What model to use for rare events


In empirical studies, people are worried about rare event situation. That is, when you have, for example, lots of 0’s and only a few 1’s, or vice versa. Do you run a logit model, or do you use a “rare event logit”? When should you use either approach? Or there is a third approach?

Paul Allison said in his blog (https://statisticalhorizons.com/logistic-regression-for-rare-events):

“Prompted by a 2001 article by King and Zeng, many researchers worry about whether they can legitimately use conventional logistic regression for data in which events are rare. Although King and Zeng accurately described the problem and proposed an appropriate solution, there are still a lot of misconceptions about this issue.

The problem is not specifically the rarity of events, but rather the possibility of a small number of cases on the rarer of the two outcomes. If you have a sample size of 1000 but only 20 events, you have a problem. If you have a sample size of 10,000 with 200 events, you may be OK. If your sample has 100,000 cases with 2000 events, you’re golden."

In general I agree with him. However, when exactly should we use King and Zeng’s “relogit”?

Allison also mentioned two other methods. One is called the Firth method, a penalized likelihood approach. The other one is the exact logistic regression, which is for small samples.

In this simulation excercise, I’ll see how three methods perform: logit, rare event logit, and Firth model.


Here I have some code for using multiple cores to run these three models.
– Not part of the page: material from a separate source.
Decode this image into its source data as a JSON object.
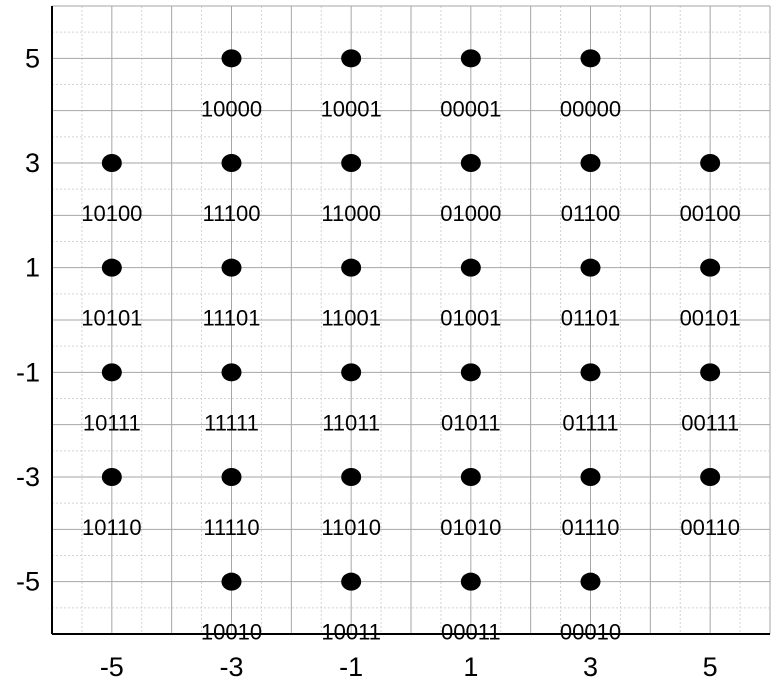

Rare event logit is implemented in R as “relogit”, Firth method is implemented in “logistf”.


# initialize parallel cores.
sfInit( parallel=TRUE, cpus=16)

gen.sim <- function(df){
x <- rnorm(df['nobs'],0,1)

#generate binary data
p <- df['p']
alpha <- -log((1-p)/p )
z = alpha + 2*x
pr = 1/(1+exp(-z))
y = rbinom(df['nobs'], 1, pr)
df = data.frame(y=y, x=x)

# logit
m1 <- glm(y ~ x, family='binomial')
m1.x <- summary(m1)$coefficients['x','Estimate']-2

# relogit
m2 <- zelig(y ~ x, data=df, model='relogit')
m2.x <- coef(m2)['x']-2

# logistf
m3 <- logistf(y ~ x, data=df)
m3.x <- coef(m3)['x']-2

return(c(logit=m1.x, relogit=m2.x, logistf=m3.x))

# set parameter space
sim.grid = seq(1,100,1)
p.grid = c(.01, .05, .1)
nobs.grid = c(10,30,50,100,200,500,1000,10000)   
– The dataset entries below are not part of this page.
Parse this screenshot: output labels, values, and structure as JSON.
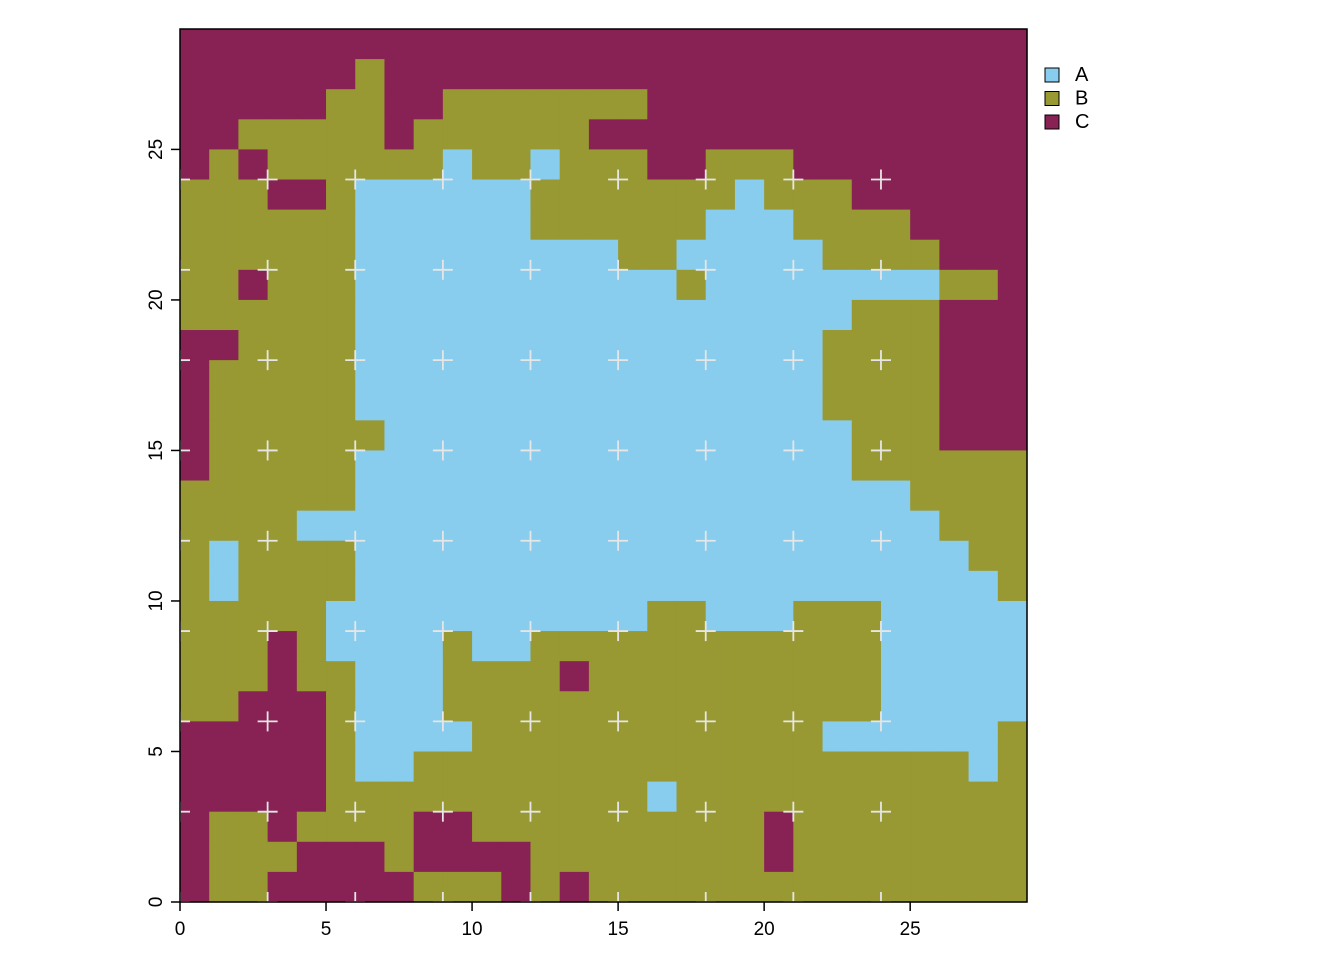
{
  "chart_data": {
    "type": "heatmap",
    "title": "",
    "xlabel": "",
    "ylabel": "",
    "xlim": [
      0,
      29
    ],
    "ylim": [
      0,
      29
    ],
    "x_ticks": [
      "0",
      "5",
      "10",
      "15",
      "20",
      "25"
    ],
    "y_ticks": [
      "0",
      "5",
      "10",
      "15",
      "20",
      "25"
    ],
    "legend": {
      "position": "top-right-outside",
      "entries": [
        {
          "label": "A",
          "color": "#88CCEE"
        },
        {
          "label": "B",
          "color": "#999933"
        },
        {
          "label": "C",
          "color": "#882255"
        }
      ]
    },
    "grid_note": "rows listed from top (y=28) to bottom (y=0), 29 columns each (x=0..28)",
    "rows": [
      "CCCCCCCCCCCCCCCCCCCCCCCCCCCCC",
      "CCCCCCBCCCCCCCCCCCCCCCCCCCCCC",
      "CCCCCBBCCBBBBBBBCCCCCCCCCCCCC",
      "CCBBBBBCBBBBBBCCCCCCCCCCCCCCC",
      "CBCBBBBBBABBABBBCCBBBCCCCCCCC",
      "BBBCCBAAAAAABBBBBBBABBBCCCCCC",
      "BBBBBBAAAAAABBBBBBAAABBBBCCCC",
      "BBBBBBAAAAAAAAABBAAAAABBBBCCC",
      "BBCBBBAAAAAAAAAAABAAAAAAAABBC",
      "BBBBBBAAAAAAAAAAAAAAAAABBBCCC",
      "CCBBBBAAAAAAAAAAAAAAAABBBBCCC",
      "CBBBBBAAAAAAAAAAAAAAAABBBBCCC",
      "CBBBBBAAAAAAAAAAAAAAAABBBBCCC",
      "CBBBBBBAAAAAAAAAAAAAAAABBBCCC",
      "CBBBBBAAAAAAAAAAAAAAAAABBBBBB",
      "BBBBBBAAAAAAAAAAAAAAAAAAABBBB",
      "BBBBAAAAAAAAAAAAAAAAAAAAAABBB",
      "BABBBBAAAAAAAAAAAAAAAAAAAAABB",
      "BABBBBAAAAAAAAAAAAAAAAAAAAAAB",
      "BBBBBAAAAAAAAAAABBAAABBBAAAAA",
      "BBBCBAAAABAABBBBBBBBBBBBAAAAA",
      "BBBCBBAAABBBBCBBBBBBBBBBAAAAA",
      "BBCCCBAAABBBBBBBBBBBBBBBAAAAA",
      "CCCCCBAAAABBBBBBBBBBBBAAAAAAB",
      "CCCCCBAABBBBBBBBBBBBBBBBBBBAB",
      "CCCCCBBBBBBBBBBBABBBBBBBBBBBB",
      "CBBCBBBBCCBBBBBBBBBBCBBBBBBBB",
      "CBBBCCCBCCCCBBBBBBBBCBBBBBBBB",
      "CBBCCCCCBBBCBCBBBBBBBBBBBBBBB"
    ],
    "markers": {
      "symbol": "+",
      "color": "#e6e6e6",
      "x": [
        0,
        3,
        6,
        9,
        12,
        15,
        18,
        21,
        24
      ],
      "y": [
        0,
        3,
        6,
        9,
        12,
        15,
        18,
        21,
        24
      ]
    }
  }
}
data.grid <- expand.grid(nobs.grid, sim.grid, p.grid)
names(data.grid) <- c('nobs', 'nsim','p')

# export functions to the slaves
# export data to the slaves if necessary

# export function to the slaves

results <- data.frame(t(sfApply(data.grid, 1, gen.sim)))

# stop the cluster

forshiny <- cbind(data.grid, results)
# write out for use in shiny.
write.csv(forshiny, 'results.csv')

We simulate 100 times with sample size from 10 to 10000, event probability .01, .05, and .1.

Since there are many simulations, we used “snowfall” library to speed things up.

Here is the Shiny app:

In the graphes are two vertical lines. The lighter one is the bias, the other one is MSE.
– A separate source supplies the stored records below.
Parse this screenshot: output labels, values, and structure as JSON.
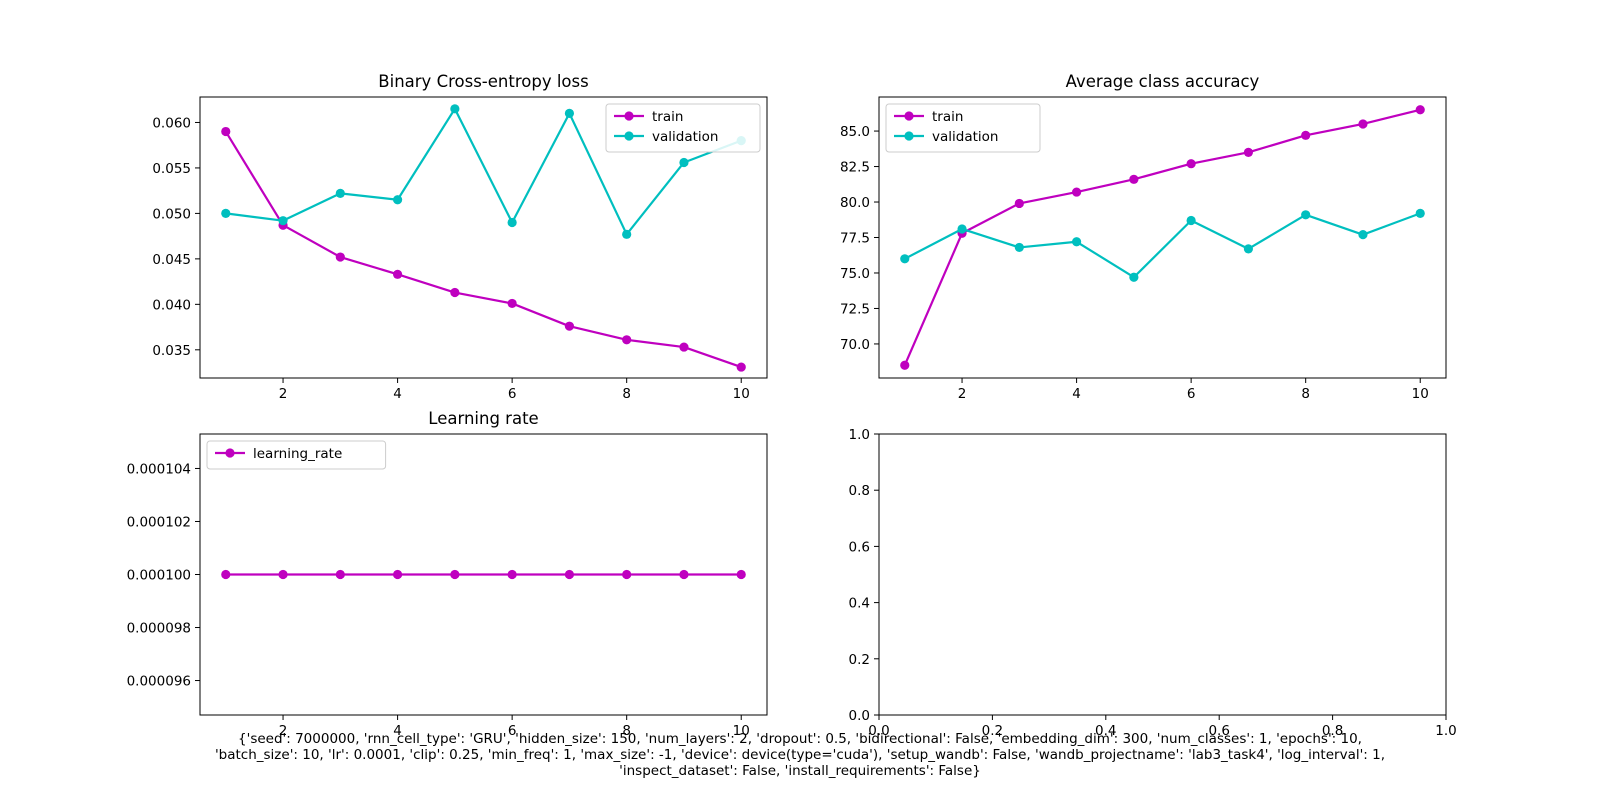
{
  "chart_data": [
    {
      "type": "line",
      "title": "Binary Cross-entropy loss",
      "x": [
        1,
        2,
        3,
        4,
        5,
        6,
        7,
        8,
        9,
        10
      ],
      "xlim": [
        0.55,
        10.45
      ],
      "ylim": [
        0.0319,
        0.0628
      ],
      "xticks": [
        2,
        4,
        6,
        8,
        10
      ],
      "yticks": [
        0.035,
        0.04,
        0.045,
        0.05,
        0.055,
        0.06
      ],
      "ytick_labels": [
        "0.035",
        "0.040",
        "0.045",
        "0.050",
        "0.055",
        "0.060"
      ],
      "legend": "upper right",
      "grid": false,
      "series": [
        {
          "name": "train",
          "color": "#bf00bf",
          "values": [
            0.059,
            0.0487,
            0.0452,
            0.0433,
            0.0413,
            0.0401,
            0.0376,
            0.0361,
            0.0353,
            0.0331
          ]
        },
        {
          "name": "validation",
          "color": "#00bfbf",
          "values": [
            0.05,
            0.0492,
            0.0522,
            0.0515,
            0.0615,
            0.049,
            0.061,
            0.0477,
            0.0556,
            0.058
          ]
        }
      ]
    },
    {
      "type": "line",
      "title": "Average class accuracy",
      "x": [
        1,
        2,
        3,
        4,
        5,
        6,
        7,
        8,
        9,
        10
      ],
      "xlim": [
        0.55,
        10.45
      ],
      "ylim": [
        67.6,
        87.4
      ],
      "xticks": [
        2,
        4,
        6,
        8,
        10
      ],
      "yticks": [
        70,
        72.5,
        75,
        77.5,
        80,
        82.5,
        85
      ],
      "ytick_labels": [
        "70.0",
        "72.5",
        "75.0",
        "77.5",
        "80.0",
        "82.5",
        "85.0"
      ],
      "legend": "upper left",
      "grid": false,
      "series": [
        {
          "name": "train",
          "color": "#bf00bf",
          "values": [
            68.5,
            77.8,
            79.9,
            80.7,
            81.6,
            82.7,
            83.5,
            84.7,
            85.5,
            86.5
          ]
        },
        {
          "name": "validation",
          "color": "#00bfbf",
          "values": [
            76.0,
            78.1,
            76.8,
            77.2,
            74.7,
            78.7,
            76.7,
            79.1,
            77.7,
            79.2
          ]
        }
      ]
    },
    {
      "type": "line",
      "title": "Learning rate",
      "x": [
        1,
        2,
        3,
        4,
        5,
        6,
        7,
        8,
        9,
        10
      ],
      "xlim": [
        0.55,
        10.45
      ],
      "ylim": [
        9.47e-05,
        0.0001053
      ],
      "xticks": [
        2,
        4,
        6,
        8,
        10
      ],
      "yticks": [
        9.6e-05,
        9.8e-05,
        0.0001,
        0.000102,
        0.000104
      ],
      "ytick_labels": [
        "0.000096",
        "0.000098",
        "0.000100",
        "0.000102",
        "0.000104"
      ],
      "legend": "upper left",
      "grid": false,
      "series": [
        {
          "name": "learning_rate",
          "color": "#bf00bf",
          "values": [
            0.0001,
            0.0001,
            0.0001,
            0.0001,
            0.0001,
            0.0001,
            0.0001,
            0.0001,
            0.0001,
            0.0001
          ]
        }
      ]
    },
    {
      "type": "line",
      "title": "",
      "x": [],
      "xlim": [
        0,
        1
      ],
      "ylim": [
        0,
        1
      ],
      "xticks": [
        0,
        0.2,
        0.4,
        0.6,
        0.8,
        1.0
      ],
      "xtick_labels": [
        "0.0",
        "0.2",
        "0.4",
        "0.6",
        "0.8",
        "1.0"
      ],
      "yticks": [
        0,
        0.2,
        0.4,
        0.6,
        0.8,
        1.0
      ],
      "ytick_labels": [
        "0.0",
        "0.2",
        "0.4",
        "0.6",
        "0.8",
        "1.0"
      ],
      "grid": false,
      "series": []
    }
  ],
  "caption_lines": [
    "{'seed': 7000000, 'rnn_cell_type': 'GRU', 'hidden_size': 150, 'num_layers': 2, 'dropout': 0.5, 'bidirectional': False, 'embedding_dim': 300, 'num_classes': 1, 'epochs': 10,",
    "'batch_size': 10, 'lr': 0.0001, 'clip': 0.25, 'min_freq': 1, 'max_size': -1, 'device': device(type='cuda'), 'setup_wandb': False, 'wandb_projectname': 'lab3_task4', 'log_interval': 1,",
    "'inspect_dataset': False, 'install_requirements': False}"
  ]
}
In the case of small sample and rare event (for example, any situation that the product of sample size and probability is less than 5), none of these three models perform well. This is understandable, after all, the rarer of the two groups has only less than 5 observations. When the product is more than 50, there is not much difference between these three models. For the situations in between, that is, the product of sample size and probability is greater than 5 but less than 50, we found that relogit and logistf perform better than logit. In most cases, logistf is the best.

In the small sample situation, maybe it’s better to use the exact logistic regression.